Under USA Triathlon’s Olympic qualifying rules, as many as two spots were at stake for American women in the competition. But one would have had to finish on the podium in order for the second spot to be available. The U.S. is expected to send three female triathletes to the Tokyo Games, and there will be other opportunities to qualify next spring.
Rappaport’s time in the event — which consisted of a 1500-meter swim in a man-made lake, a 40-kilometer bike and the 5K run — was one hour, 41 minutes and 55 seconds.
Bermuda’s Flora Duffy won the event in 1:40.19.

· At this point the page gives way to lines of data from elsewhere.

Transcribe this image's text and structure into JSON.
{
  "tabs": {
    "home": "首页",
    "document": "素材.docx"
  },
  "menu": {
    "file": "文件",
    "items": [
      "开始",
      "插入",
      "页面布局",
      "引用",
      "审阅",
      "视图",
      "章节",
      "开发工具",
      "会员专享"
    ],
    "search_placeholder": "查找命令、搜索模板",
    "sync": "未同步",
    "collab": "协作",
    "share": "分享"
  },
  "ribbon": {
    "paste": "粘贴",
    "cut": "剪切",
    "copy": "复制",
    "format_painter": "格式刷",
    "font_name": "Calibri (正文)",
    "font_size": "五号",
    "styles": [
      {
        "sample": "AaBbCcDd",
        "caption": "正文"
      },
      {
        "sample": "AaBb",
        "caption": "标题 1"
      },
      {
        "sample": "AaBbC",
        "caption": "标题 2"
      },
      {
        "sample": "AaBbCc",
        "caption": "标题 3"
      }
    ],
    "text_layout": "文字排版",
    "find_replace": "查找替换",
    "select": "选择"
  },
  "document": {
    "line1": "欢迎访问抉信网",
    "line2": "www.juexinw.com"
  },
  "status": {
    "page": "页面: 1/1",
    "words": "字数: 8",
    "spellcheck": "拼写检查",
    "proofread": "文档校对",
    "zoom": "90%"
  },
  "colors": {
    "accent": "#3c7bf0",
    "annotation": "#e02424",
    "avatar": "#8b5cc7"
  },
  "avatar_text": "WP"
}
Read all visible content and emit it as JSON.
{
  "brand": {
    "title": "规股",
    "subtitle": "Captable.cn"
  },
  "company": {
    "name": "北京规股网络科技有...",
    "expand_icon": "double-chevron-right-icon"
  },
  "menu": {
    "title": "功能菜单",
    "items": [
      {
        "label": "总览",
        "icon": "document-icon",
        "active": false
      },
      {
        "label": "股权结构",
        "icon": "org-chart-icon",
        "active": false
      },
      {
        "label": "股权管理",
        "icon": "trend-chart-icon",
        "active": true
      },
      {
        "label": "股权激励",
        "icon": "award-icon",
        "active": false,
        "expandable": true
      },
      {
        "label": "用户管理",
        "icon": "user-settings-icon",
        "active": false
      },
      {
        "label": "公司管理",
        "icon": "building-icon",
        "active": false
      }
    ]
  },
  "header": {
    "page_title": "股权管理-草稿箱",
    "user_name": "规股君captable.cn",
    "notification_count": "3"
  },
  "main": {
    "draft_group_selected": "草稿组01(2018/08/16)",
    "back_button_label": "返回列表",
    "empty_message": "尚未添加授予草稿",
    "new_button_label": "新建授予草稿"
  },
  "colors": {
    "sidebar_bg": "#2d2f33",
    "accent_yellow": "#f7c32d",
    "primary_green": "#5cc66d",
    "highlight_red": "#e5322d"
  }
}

The other Americans finished as follows: Taylor Spivey (Redondo Beach, Calif.) was eighth (1.41:38); Kirsten Kaspar (Scottsdale, Ariz.), was 14th (1.42.40); and Washington’s Taylor Knibb, a rising senior at Cornell, was 16th (1.43:07). The 21-year-old Knibb, a graduate of Sidwell Friends, was the youngest among the U.S. women’s triathlon delegation in the event and the current under-23 World Champion. It was a disappointing day for Katie Zaferes of Santa Cruz, Calif., the current world No. 1 and a 2016 U.S. Olympian. Zaferes was involved in a crash on the bike and withdrew.
Concern about Tokyo’s sweltering late-summer heat and humidity is a growing issue for several sports heading into the 2020 Olympics. That’s largely why the start of women’s triathlon test event was 7:30 a.m. Even then, officials with the International Triathlon Union chose to cut the running segment in half just four hours before the start, with the weather forecast indicating that conditions would fall within “extreme levels” by 9 a.m. local time, when the run segment was expected to begin.
The water temperature at the start of the event was reportedly 86.5 degrees; the air temperature, 89 degrees and the humidity, 66.4 percent.